Gifted Leather (some musings)

So. Andrea Zanin has a post about earned leathers that went up back in 2007. Having just spent a weekend having a lot of discussions about leather identity (and also attending a writing workshop, which might have something to do with this, too), I’m inclined to talk a little bit about leather – as in leather clothing – within the context of Leather (as in leather culture).
 
One thing that came up in those discussions was that, as a culture, Leather has symbol sets, rites of passage & other rituals, and in some cases even straight-up religiosity built into it. This is a thing that cultures do, so it’s no surprise.
We have collaring (and un-collaring) ceremonies. People earn club patches or caps. And we give leather.
 
We take this stuff – these marvelously durable, frequently (though not always) practical, articles of clothing – and we give them to each other in ceremony, imbued with meaning that goes way beyond “these will keep your feet dry in the rain”.
 
You can read it a bit like this, maybe:
“You have worked hard. Here is some hard-working gear that can stand up to the wear you’ll put it through”.
“You have created something that lasts. Here is clothing to recognize what you’ve made. It will last, too.”
 
But… Look, kids, I’m a writer. I tell stories. Sometimes I even tell good ones.

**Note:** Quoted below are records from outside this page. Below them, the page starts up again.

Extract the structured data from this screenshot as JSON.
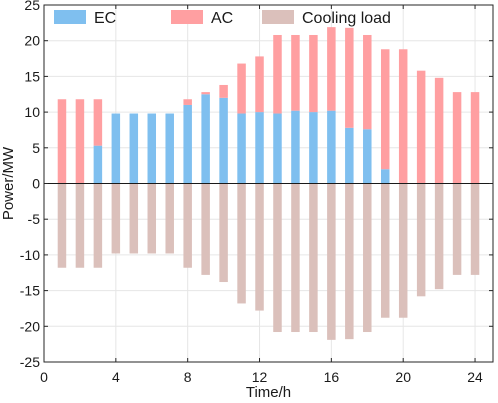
{
  "chart_data": {
    "type": "bar",
    "xlabel": "Time/h",
    "ylabel": "Power/MW",
    "xlim": [
      0,
      25
    ],
    "ylim": [
      -25,
      25
    ],
    "xticks": [
      0,
      4,
      8,
      12,
      16,
      20,
      24
    ],
    "yticks": [
      -25,
      -20,
      -15,
      -10,
      -5,
      0,
      5,
      10,
      15,
      20,
      25
    ],
    "grid": true,
    "stacked": true,
    "legend": {
      "position": "top",
      "orientation": "horizontal"
    },
    "x": [
      1,
      2,
      3,
      4,
      5,
      6,
      7,
      8,
      9,
      10,
      11,
      12,
      13,
      14,
      15,
      16,
      17,
      18,
      19,
      20,
      21,
      22,
      23,
      24
    ],
    "series": [
      {
        "name": "EC",
        "color": "#7fbfef",
        "values": [
          0,
          0,
          5.3,
          9.8,
          9.8,
          9.8,
          9.8,
          11.0,
          12.5,
          12.0,
          9.8,
          10.0,
          9.8,
          10.2,
          10.0,
          10.2,
          7.8,
          7.6,
          2.0,
          0,
          0,
          0,
          0,
          0
        ]
      },
      {
        "name": "AC",
        "color": "#ff9fa1",
        "values": [
          11.8,
          11.8,
          6.5,
          0,
          0,
          0,
          0,
          0.8,
          0.3,
          1.8,
          7.0,
          7.8,
          11.0,
          10.6,
          10.8,
          11.7,
          14.0,
          13.2,
          16.8,
          18.8,
          15.8,
          14.8,
          12.8,
          12.8
        ]
      },
      {
        "name": "Cooling load",
        "color": "#dbc0bb",
        "values": [
          -11.8,
          -11.8,
          -11.8,
          -9.8,
          -9.8,
          -9.8,
          -9.8,
          -11.8,
          -12.8,
          -13.8,
          -16.8,
          -17.8,
          -20.8,
          -20.8,
          -20.8,
          -21.9,
          -21.8,
          -20.8,
          -18.8,
          -18.8,
          -15.8,
          -14.8,
          -12.8,
          -12.8
        ]
      }
    ]
  }
}
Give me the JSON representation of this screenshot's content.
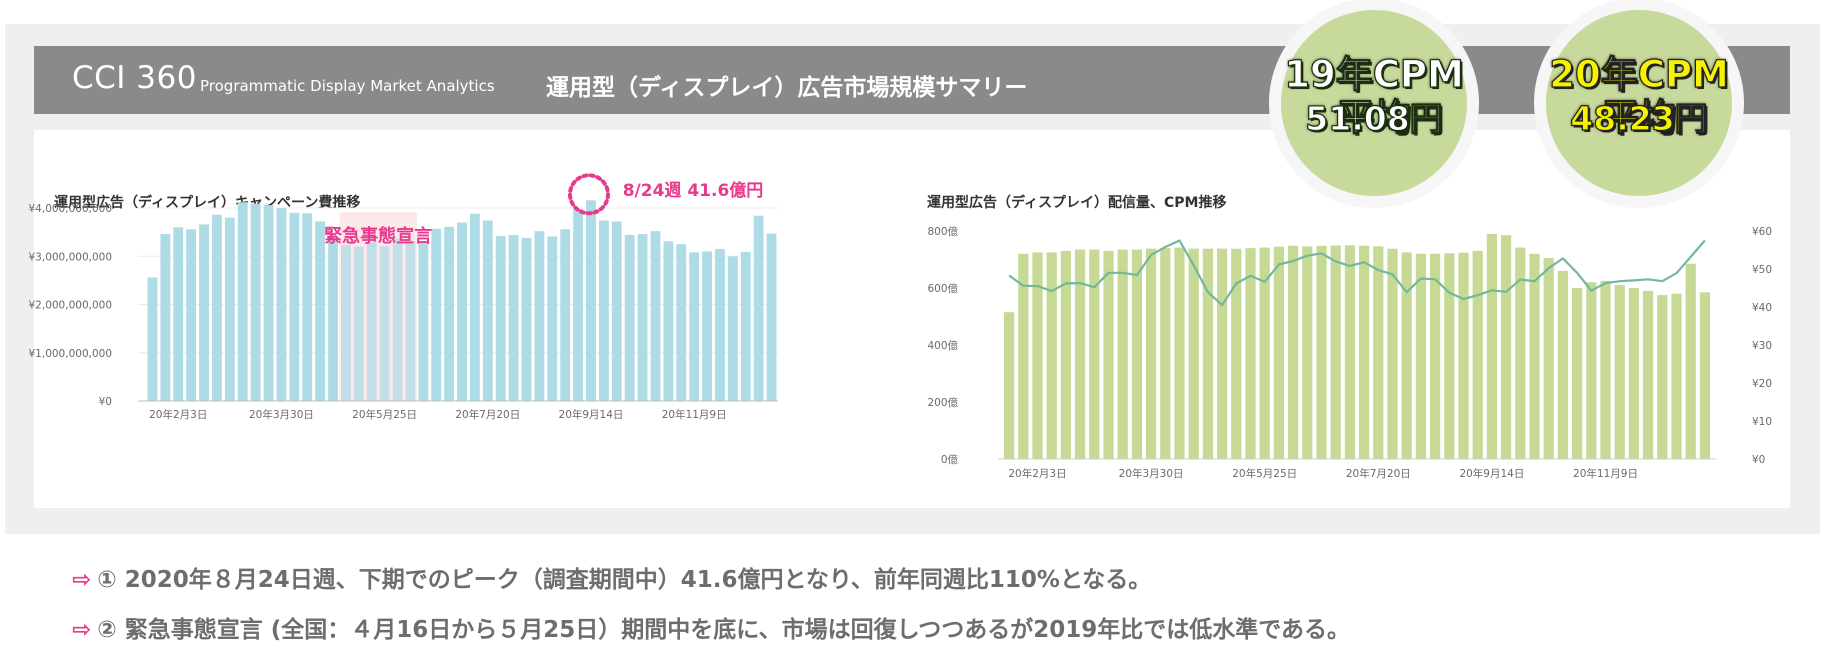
{
  "header": {
    "brand": "CCI 360",
    "subtitle": "Programmatic Display Market Analytics",
    "title": "運用型（ディスプレイ）広告市場規模サマリー"
  },
  "cpm_badges": [
    {
      "line1": "19年CPM平均",
      "line2": "51.08円"
    },
    {
      "line1": "20年CPM平均",
      "line2": "48.23円"
    }
  ],
  "notes": [
    {
      "arrow": "⇨",
      "text": "① 2020年８月24日週、下期でのピーク（調査期間中）41.6億円となり、前年同週比110%となる。"
    },
    {
      "arrow": "⇨",
      "text": "② 緊急事態宣言 (全国：４月16日から５月25日）期間中を底に、市場は回復しつつあるが2019年比では低水準である。"
    }
  ],
  "colors": {
    "bar_left": "#addbe6",
    "bar_right": "#c6da96",
    "line": "#74b79a",
    "accent": "#e8398c",
    "shade": "#fde9ea"
  },
  "chart_data": [
    {
      "type": "bar",
      "title": "運用型広告（ディスプレイ）キャンペーン費推移",
      "x_ticks": [
        "20年2月3日",
        "20年3月30日",
        "20年5月25日",
        "20年7月20日",
        "20年9月14日",
        "20年11月9日"
      ],
      "y_ticks": [
        "¥4,000,000,000",
        "¥3,000,000,000",
        "¥2,000,000,000",
        "¥1,000,000,000",
        "¥0"
      ],
      "ylim": [
        0,
        4200000000
      ],
      "values": [
        2560000000,
        3460000000,
        3600000000,
        3560000000,
        3660000000,
        3860000000,
        3800000000,
        4120000000,
        4090000000,
        4060000000,
        4000000000,
        3900000000,
        3890000000,
        3720000000,
        3410000000,
        3230000000,
        3200000000,
        3290000000,
        3210000000,
        3370000000,
        3320000000,
        3280000000,
        3570000000,
        3610000000,
        3700000000,
        3880000000,
        3740000000,
        3420000000,
        3440000000,
        3380000000,
        3520000000,
        3410000000,
        3560000000,
        3980000000,
        4160000000,
        3740000000,
        3720000000,
        3440000000,
        3460000000,
        3520000000,
        3310000000,
        3250000000,
        3080000000,
        3100000000,
        3150000000,
        3000000000,
        3090000000,
        3840000000,
        3470000000
      ],
      "highlight_bar_index": 34,
      "shaded_range": [
        15,
        20
      ],
      "annotations": {
        "shaded_label": "緊急事態宣言",
        "peak_label": "8/24週 41.6億円"
      }
    },
    {
      "type": "bar+line",
      "title": "運用型広告（ディスプレイ）配信量、CPM推移",
      "x_ticks": [
        "20年2月3日",
        "20年3月30日",
        "20年5月25日",
        "20年7月20日",
        "20年9月14日",
        "20年11月9日"
      ],
      "y_left_ticks": [
        "800億",
        "600億",
        "400億",
        "200億",
        "0億"
      ],
      "y_right_ticks": [
        "¥60",
        "¥50",
        "¥40",
        "¥30",
        "¥20",
        "¥10",
        "¥0"
      ],
      "ylim_left": [
        0,
        800
      ],
      "ylim_right": [
        0,
        60
      ],
      "volume": [
        515,
        720,
        725,
        725,
        730,
        735,
        735,
        730,
        735,
        735,
        738,
        740,
        742,
        738,
        738,
        738,
        738,
        740,
        742,
        745,
        748,
        746,
        748,
        749,
        750,
        748,
        746,
        738,
        725,
        720,
        720,
        722,
        724,
        730,
        790,
        785,
        742,
        720,
        705,
        660,
        600,
        620,
        625,
        610,
        600,
        590,
        575,
        580,
        685,
        585
      ],
      "cpm": [
        48.3,
        45.6,
        45.5,
        44.2,
        46.2,
        46.3,
        45.2,
        49.0,
        49.0,
        48.4,
        53.7,
        55.8,
        57.5,
        51.0,
        43.9,
        40.5,
        46.2,
        48.2,
        46.6,
        51.2,
        52.1,
        53.5,
        54.1,
        52.0,
        50.8,
        51.8,
        49.7,
        48.6,
        43.9,
        47.5,
        47.3,
        43.8,
        42.1,
        43.1,
        44.4,
        44.0,
        47.2,
        46.8,
        50.2,
        52.8,
        49.0,
        44.3,
        46.3,
        46.8,
        47.0,
        47.3,
        46.8,
        48.9,
        53.2,
        57.5
      ]
    }
  ]
}
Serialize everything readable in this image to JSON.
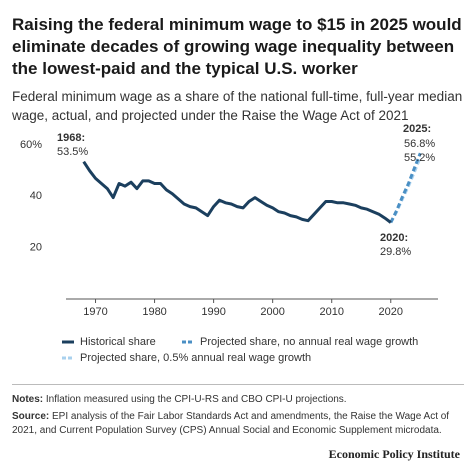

Stories about who we are and where we came from and how we live (or should live, or can live) in the world, these are mythology (“In the beginning, there was the Old Guard…” and “Once upon a time, a plauge ravaged our village”), they are the cosmology and axiology that reiterate and reinforce our values and our understanding of how we (as individuals, and as a community) fit into the world. When we give leather, when we recieve leather, when we inherit leather, even when we buy leather (zomg) for ourselves, we are telling stories about who we are, where we come from, and how we fit in the world.
 
I can give you the leather coat he wore for forty years before the cancer or the depression won that war, and the story that goes with it might be “As long as you are wearing the skin that touched his his skin, he will never really be gone”.
 
I can put a collar on you so that you feel my hand on the back of your neck, the expectation and the protection both, even when you’re not sitting at my feet.
 
I can give you my old army boots and tell a story that goes “I am with you every step of the way”.
 
I can grant you the privilege of wearing a Magdaleine’s Army club patch, and the story I tell you is “You belong; You are one of us”.
 
I can wear my leather – my impractical pencil skirt that I found at value village, my “genuine leather” very high heels that I bought from a certain online mega-retailer, the jacket I picked up at last year’s MLO garage sale – and access the iconography of “this is what a leather dyke looks like”. It can be a beacon of acceptance for someone who is worried that her choking fantasies mean she’s a Bad Feminist. Alternatively, it can announce at the dyke bar, sure as a black hanky, that I would be up for doing something rough in the ladies’ room. Either way, I’m making myself known to My People.
 
When my wife gave me a hat – bought at a store on Church Street that sold mass-produced leather gear for the kinky crowd – it became something special. Whenever people tell me they like my hat, I tell them who gave it to me. Because on its own, it’s just a hat – maybe even a slightly pretentious one – but from her hands, it’s a physical manifestation of our relationship: a counterpart to the collar I put on her years ago.
 
I can gift you with leather, the simplest of vests or the most elaborate, hand-sewn, made-to-measure garment, even just (“just”) a bracelet, and what I’m saying is this:
“This is my pride and gratitude made manifest. This is my arms around you when you are far away.”